We are pleased to inform that the project of the "Krzyżowa" Foundation, entitled ‘1990 / Year One. The democratic transformation in former Eastern Bloc countries’, received funding from the Europe for Citizens Programme - Strand 1. European Remembrance.
The aim of the project is to understand and bring closer the knowledge about the changes that took place in 1990 in Poland, Germany, Czechoslovakia, Lithuania and other Baltic countries.
The year 1990 was a turning point in overcoming the communist heritage and shaping democracy in Central and Eastern European (CEE) countries. That year brought the first fully free parliamentary, presidential and local government elections in most of the CEE countries.

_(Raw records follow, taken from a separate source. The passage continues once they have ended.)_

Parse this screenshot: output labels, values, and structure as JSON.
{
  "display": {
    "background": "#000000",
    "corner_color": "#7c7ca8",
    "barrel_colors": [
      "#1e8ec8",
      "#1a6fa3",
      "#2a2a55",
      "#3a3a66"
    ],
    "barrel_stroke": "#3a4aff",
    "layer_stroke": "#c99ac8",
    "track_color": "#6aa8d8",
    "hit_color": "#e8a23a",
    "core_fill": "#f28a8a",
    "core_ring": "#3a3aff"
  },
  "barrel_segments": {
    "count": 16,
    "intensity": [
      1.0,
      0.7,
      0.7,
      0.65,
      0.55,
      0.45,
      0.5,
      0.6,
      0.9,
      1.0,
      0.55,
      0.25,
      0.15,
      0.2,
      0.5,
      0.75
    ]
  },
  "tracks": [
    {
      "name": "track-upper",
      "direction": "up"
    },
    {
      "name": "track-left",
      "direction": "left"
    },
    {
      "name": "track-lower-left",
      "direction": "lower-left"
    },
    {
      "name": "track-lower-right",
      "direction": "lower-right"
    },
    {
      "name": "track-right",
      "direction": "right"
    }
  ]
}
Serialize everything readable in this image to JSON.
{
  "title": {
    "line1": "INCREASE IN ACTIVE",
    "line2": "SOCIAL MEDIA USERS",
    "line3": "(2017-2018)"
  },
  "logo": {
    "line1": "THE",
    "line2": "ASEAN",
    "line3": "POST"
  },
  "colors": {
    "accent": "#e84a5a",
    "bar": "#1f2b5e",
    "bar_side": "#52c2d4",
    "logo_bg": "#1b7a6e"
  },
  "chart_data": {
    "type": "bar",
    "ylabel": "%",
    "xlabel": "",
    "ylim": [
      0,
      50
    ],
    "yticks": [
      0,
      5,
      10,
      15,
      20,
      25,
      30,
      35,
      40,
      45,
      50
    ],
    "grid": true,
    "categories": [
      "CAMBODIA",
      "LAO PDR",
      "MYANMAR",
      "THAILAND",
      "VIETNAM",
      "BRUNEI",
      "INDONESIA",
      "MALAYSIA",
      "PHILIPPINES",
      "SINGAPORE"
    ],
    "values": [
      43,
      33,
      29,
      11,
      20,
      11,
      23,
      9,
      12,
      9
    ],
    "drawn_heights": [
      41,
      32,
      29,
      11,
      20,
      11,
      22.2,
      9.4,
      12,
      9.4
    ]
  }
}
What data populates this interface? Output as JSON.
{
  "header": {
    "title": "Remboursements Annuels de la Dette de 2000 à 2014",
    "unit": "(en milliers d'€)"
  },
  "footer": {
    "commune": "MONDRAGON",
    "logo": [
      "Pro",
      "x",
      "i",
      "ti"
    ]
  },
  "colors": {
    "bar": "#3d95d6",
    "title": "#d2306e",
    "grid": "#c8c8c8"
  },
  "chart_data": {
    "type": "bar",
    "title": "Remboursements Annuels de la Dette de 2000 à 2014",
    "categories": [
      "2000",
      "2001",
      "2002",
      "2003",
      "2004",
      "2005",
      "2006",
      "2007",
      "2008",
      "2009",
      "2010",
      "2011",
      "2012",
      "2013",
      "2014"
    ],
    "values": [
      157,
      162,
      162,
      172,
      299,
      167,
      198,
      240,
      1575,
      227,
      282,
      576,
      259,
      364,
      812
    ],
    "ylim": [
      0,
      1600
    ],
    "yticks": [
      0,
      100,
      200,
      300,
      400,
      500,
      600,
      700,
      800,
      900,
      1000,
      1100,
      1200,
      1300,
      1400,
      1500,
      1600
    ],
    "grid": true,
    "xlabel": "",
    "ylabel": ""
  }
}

It was also in 1990 that the two German states were reunited, which had (still has) consequences not only for the Germans themselves, but also for their eastern neighbours, Poles, Czechs and Slovaks (then: Czechoslovakia), who had to re-establish their relations with their old/new neighbour - with whom they also had an unsettled history dating back to World War II. The year 1990 was also the beginning of a new era for the Baltic States, such as Lithuania, which was the first country of that region to declare its independence after 50 years of Soviet rule.

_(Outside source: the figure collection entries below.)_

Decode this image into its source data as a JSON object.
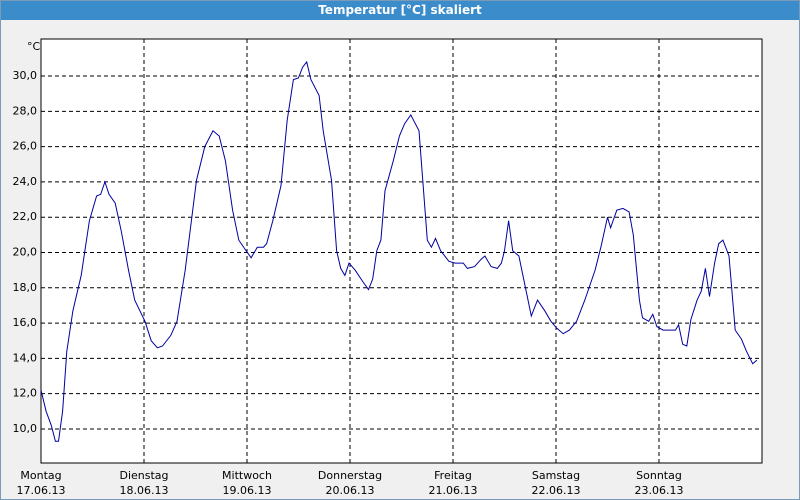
{
  "chart_data": {
    "type": "line",
    "title": "Temperatur [°C] skaliert",
    "unit": "°C",
    "xlim": [
      0,
      7
    ],
    "xticks": [
      {
        "value": 0,
        "label": "Montag",
        "date": "17.06.13"
      },
      {
        "value": 1,
        "label": "Dienstag",
        "date": "18.06.13"
      },
      {
        "value": 2,
        "label": "Mittwoch",
        "date": "19.06.13"
      },
      {
        "value": 3,
        "label": "Donnerstag",
        "date": "20.06.13"
      },
      {
        "value": 4,
        "label": "Freitag",
        "date": "21.06.13"
      },
      {
        "value": 5,
        "label": "Samstag",
        "date": "22.06.13"
      },
      {
        "value": 6,
        "label": "Sonntag",
        "date": "23.06.13"
      }
    ],
    "ylim": [
      8.07,
      32.1
    ],
    "yticks": [
      {
        "value": 10,
        "label": "10,0"
      },
      {
        "value": 12,
        "label": "12,0"
      },
      {
        "value": 14,
        "label": "14,0"
      },
      {
        "value": 16,
        "label": "16,0"
      },
      {
        "value": 18,
        "label": "18,0"
      },
      {
        "value": 20,
        "label": "20,0"
      },
      {
        "value": 22,
        "label": "22,0"
      },
      {
        "value": 24,
        "label": "24,0"
      },
      {
        "value": 26,
        "label": "26,0"
      },
      {
        "value": 28,
        "label": "28,0"
      },
      {
        "value": 30,
        "label": "30,0"
      }
    ],
    "grid": true,
    "color": "#0000a0",
    "x": [
      0,
      0.05,
      0.1,
      0.14,
      0.17,
      0.21,
      0.25,
      0.31,
      0.39,
      0.47,
      0.54,
      0.58,
      0.62,
      0.66,
      0.72,
      0.78,
      0.85,
      0.91,
      1.01,
      1.07,
      1.13,
      1.18,
      1.26,
      1.32,
      1.4,
      1.46,
      1.51,
      1.59,
      1.67,
      1.73,
      1.79,
      1.86,
      1.92,
      1.98,
      2.04,
      2.1,
      2.16,
      2.19,
      2.25,
      2.33,
      2.39,
      2.45,
      2.5,
      2.54,
      2.58,
      2.62,
      2.7,
      2.74,
      2.82,
      2.87,
      2.91,
      2.95,
      2.99,
      3.05,
      3.13,
      3.18,
      3.22,
      3.26,
      3.3,
      3.34,
      3.42,
      3.48,
      3.53,
      3.59,
      3.67,
      3.75,
      3.79,
      3.83,
      3.88,
      3.96,
      4.02,
      4.1,
      4.14,
      4.21,
      4.27,
      4.31,
      4.37,
      4.43,
      4.47,
      4.5,
      4.54,
      4.58,
      4.64,
      4.7,
      4.76,
      4.82,
      4.89,
      4.95,
      5.01,
      5.07,
      5.13,
      5.2,
      5.28,
      5.38,
      5.44,
      5.5,
      5.53,
      5.59,
      5.65,
      5.71,
      5.75,
      5.81,
      5.84,
      5.9,
      5.94,
      5.98,
      6.04,
      6.1,
      6.16,
      6.19,
      6.23,
      6.27,
      6.31,
      6.37,
      6.41,
      6.45,
      6.49,
      6.54,
      6.58,
      6.62,
      6.68,
      6.74,
      6.8,
      6.85,
      6.91,
      6.95
    ],
    "values": [
      12.2,
      11.0,
      10.2,
      9.3,
      9.3,
      11.0,
      14.4,
      16.7,
      18.7,
      21.8,
      23.2,
      23.3,
      24.0,
      23.3,
      22.8,
      21.2,
      19.0,
      17.3,
      16.1,
      15.0,
      14.6,
      14.7,
      15.3,
      16.1,
      19.0,
      21.8,
      24.1,
      26.0,
      26.9,
      26.6,
      25.2,
      22.4,
      20.7,
      20.2,
      19.7,
      20.3,
      20.3,
      20.5,
      21.8,
      23.8,
      27.5,
      29.8,
      29.9,
      30.5,
      30.8,
      29.8,
      28.9,
      26.9,
      24.1,
      20.1,
      19.1,
      18.7,
      19.4,
      19.0,
      18.3,
      17.9,
      18.5,
      20.1,
      20.7,
      23.5,
      25.2,
      26.6,
      27.3,
      27.8,
      26.9,
      20.7,
      20.3,
      20.8,
      20.1,
      19.5,
      19.4,
      19.4,
      19.1,
      19.2,
      19.6,
      19.8,
      19.2,
      19.1,
      19.4,
      20.1,
      21.8,
      20.1,
      19.8,
      18.1,
      16.4,
      17.3,
      16.7,
      16.1,
      15.7,
      15.4,
      15.6,
      16.1,
      17.3,
      19.0,
      20.4,
      22.0,
      21.4,
      22.4,
      22.5,
      22.3,
      21.0,
      17.3,
      16.3,
      16.1,
      16.5,
      15.8,
      15.6,
      15.6,
      15.6,
      15.9,
      14.8,
      14.7,
      16.2,
      17.3,
      17.8,
      19.1,
      17.5,
      19.4,
      20.5,
      20.7,
      19.8,
      15.6,
      15.1,
      14.4,
      13.7,
      13.9
    ]
  }
}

The project will be implemented from November 2020 to March 2022 by historians, public history experts, teachers and school youth from Poland, Germany, Czech Republic and Lithuania.
The partners of the Krzyżowa Foundation in the project are:
- Paweł Włodkowic Institute (Poland)
- Stiftung Adam von Trott, Imshausen e.V. (Germany)

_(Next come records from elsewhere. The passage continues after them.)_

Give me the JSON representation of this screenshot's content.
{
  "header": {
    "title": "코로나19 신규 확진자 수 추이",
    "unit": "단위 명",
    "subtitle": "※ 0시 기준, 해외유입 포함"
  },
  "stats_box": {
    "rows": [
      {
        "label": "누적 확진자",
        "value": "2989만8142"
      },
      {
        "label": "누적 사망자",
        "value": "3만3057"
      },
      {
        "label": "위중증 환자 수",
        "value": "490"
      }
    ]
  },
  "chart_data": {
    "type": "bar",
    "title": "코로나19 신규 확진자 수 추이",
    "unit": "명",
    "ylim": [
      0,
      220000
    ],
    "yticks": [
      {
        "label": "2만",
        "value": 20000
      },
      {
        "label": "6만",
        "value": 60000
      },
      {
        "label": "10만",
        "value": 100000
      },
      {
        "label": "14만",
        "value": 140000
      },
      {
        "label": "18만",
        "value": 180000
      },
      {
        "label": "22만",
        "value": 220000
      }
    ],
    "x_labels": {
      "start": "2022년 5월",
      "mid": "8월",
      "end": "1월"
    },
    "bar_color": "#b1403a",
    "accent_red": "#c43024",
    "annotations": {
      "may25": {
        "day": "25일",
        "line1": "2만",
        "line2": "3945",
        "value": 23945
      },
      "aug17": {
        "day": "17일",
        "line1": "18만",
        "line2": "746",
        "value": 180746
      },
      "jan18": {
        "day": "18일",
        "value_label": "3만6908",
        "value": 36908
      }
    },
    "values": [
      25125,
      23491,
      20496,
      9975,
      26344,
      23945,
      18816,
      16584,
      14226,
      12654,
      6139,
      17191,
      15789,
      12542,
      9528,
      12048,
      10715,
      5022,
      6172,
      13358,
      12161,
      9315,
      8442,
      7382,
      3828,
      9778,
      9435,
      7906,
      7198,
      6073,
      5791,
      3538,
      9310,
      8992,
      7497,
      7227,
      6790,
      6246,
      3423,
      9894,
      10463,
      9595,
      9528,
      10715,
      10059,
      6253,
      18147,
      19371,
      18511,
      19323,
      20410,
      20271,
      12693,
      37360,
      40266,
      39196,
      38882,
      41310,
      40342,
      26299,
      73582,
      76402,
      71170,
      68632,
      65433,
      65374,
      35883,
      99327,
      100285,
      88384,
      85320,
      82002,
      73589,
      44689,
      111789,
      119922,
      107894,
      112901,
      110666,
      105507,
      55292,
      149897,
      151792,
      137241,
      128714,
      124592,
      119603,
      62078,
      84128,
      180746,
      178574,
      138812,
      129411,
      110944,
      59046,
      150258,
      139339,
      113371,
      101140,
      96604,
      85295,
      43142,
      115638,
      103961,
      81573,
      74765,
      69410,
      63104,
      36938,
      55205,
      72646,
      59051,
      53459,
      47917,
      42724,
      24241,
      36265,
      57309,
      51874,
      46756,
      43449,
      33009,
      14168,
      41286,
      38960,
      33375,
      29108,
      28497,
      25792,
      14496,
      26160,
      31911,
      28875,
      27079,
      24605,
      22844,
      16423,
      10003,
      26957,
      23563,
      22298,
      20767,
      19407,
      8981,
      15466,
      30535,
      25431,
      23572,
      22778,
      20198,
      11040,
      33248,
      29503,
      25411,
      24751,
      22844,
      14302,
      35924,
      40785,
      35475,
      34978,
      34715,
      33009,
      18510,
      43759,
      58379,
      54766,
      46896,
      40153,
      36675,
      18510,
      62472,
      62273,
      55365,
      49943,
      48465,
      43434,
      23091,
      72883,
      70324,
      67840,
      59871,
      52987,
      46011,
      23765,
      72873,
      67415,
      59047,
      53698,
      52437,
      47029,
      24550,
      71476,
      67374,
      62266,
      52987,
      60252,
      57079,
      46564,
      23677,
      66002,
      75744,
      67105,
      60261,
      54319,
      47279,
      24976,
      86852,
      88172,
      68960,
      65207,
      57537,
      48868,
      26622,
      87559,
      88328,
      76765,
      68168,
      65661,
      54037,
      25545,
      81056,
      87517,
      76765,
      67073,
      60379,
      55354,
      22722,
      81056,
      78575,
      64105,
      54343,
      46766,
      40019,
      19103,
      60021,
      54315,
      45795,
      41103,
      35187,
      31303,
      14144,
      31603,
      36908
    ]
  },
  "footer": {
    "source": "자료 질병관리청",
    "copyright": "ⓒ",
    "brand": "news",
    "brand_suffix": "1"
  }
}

- Post Bellum (Czech Republic)
- Anyksciu svietimo pagalbos tarnyba (Lithuania)
The Europe for Citizens Programme - Strand 1. European Remembrance is financed by the European Commission. This strand supports activities inviting reflection on European cultural diversity and on common values. It aims to finance projects reflecting on causes of totalitarian regimes in Europe's modern history (especially, but not exclusively, Nazism that led to the Holocaust, Fascism, Stalinism and totalitarian communist regimes) and to commemorate the victims of their crimes.